Frederick Wiseman as Adjective

(NOTE: I tried valiantly, but to no avail. This post will mean most to those who have already seen a Frederick Wiseman film. Checking out his Wiki entry will help, however.)

Frederick Wiseman is a documentary filmmaker who got started during the glorious days of the 60s, known as the era of cinéma vérité (though he’s staunchly opposed to that term). His films are narration-free, score-less glimpses into the daily life of American institutions and facilities. These include a hospital, a high school, an army training camp, a juvenile court, etc. These unblinking presentations are seemingly free from judgment, and they tend to be pretty damn bleak.

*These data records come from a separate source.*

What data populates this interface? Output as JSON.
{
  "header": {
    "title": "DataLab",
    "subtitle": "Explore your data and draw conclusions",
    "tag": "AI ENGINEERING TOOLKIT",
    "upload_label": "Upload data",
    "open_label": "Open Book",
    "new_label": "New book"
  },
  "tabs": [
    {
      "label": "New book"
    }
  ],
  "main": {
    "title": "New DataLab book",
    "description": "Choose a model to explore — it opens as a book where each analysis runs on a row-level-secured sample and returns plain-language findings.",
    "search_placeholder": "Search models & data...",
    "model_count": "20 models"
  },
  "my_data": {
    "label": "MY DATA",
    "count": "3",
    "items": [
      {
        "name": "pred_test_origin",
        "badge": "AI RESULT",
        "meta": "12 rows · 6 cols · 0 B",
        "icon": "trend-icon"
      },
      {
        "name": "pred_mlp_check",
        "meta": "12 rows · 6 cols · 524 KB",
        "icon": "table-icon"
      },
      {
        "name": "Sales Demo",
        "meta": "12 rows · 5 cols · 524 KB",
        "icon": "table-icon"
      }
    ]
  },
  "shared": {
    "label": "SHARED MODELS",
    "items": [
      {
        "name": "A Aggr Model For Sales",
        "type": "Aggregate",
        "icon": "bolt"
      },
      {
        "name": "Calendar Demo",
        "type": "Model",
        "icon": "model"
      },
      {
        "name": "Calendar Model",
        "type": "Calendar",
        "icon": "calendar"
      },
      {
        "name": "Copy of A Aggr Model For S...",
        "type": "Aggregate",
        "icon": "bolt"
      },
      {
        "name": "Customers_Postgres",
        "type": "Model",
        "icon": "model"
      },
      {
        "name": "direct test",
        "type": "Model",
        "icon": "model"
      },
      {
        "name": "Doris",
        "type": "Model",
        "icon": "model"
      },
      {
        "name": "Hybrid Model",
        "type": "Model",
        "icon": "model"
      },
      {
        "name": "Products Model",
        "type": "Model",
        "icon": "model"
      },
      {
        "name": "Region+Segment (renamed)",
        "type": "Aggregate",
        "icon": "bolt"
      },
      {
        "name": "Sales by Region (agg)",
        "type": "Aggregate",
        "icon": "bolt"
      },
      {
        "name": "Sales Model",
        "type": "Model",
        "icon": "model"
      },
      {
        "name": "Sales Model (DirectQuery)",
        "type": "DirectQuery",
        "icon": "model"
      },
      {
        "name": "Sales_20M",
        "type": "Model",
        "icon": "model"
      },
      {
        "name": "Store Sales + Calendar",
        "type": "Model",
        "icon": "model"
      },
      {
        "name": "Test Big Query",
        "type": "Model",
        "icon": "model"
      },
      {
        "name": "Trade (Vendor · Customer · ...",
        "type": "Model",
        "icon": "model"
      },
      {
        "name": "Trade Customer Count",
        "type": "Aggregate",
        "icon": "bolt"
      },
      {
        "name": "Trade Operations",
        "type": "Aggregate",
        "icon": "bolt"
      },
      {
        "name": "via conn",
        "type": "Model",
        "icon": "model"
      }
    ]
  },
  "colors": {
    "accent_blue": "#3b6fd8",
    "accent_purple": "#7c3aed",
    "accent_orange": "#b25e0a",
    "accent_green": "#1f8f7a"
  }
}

(Until recently, these films were very difficult to see in a theater and impossible to find on video. Gratefully, that’s all changed. Wiseman’s gotten with the program. Visit his website to see his prolific roster of films—all affordable on DVD, in wonderful transfers–and for those in the Williamsburg/Greenpoint area, you can rent these at the wonderful Photoplay on Manhattan Ave., near Greenpoint Ave.)

Titicut Follies (1967)

Cut To:
Williamsburg, Brooklyn, last week. Since our son will begin pre-K this fall, my wife and I are touring local schools. We’ve been to three, and they have ranged in quality, sure, but I could easily see Harry attending any of them. There’s a fouth, however, that is pretty damn bleak. Debbie frowned upon it immediately and before I knew it, I said, “Yeah, that’s a Wiseman school.”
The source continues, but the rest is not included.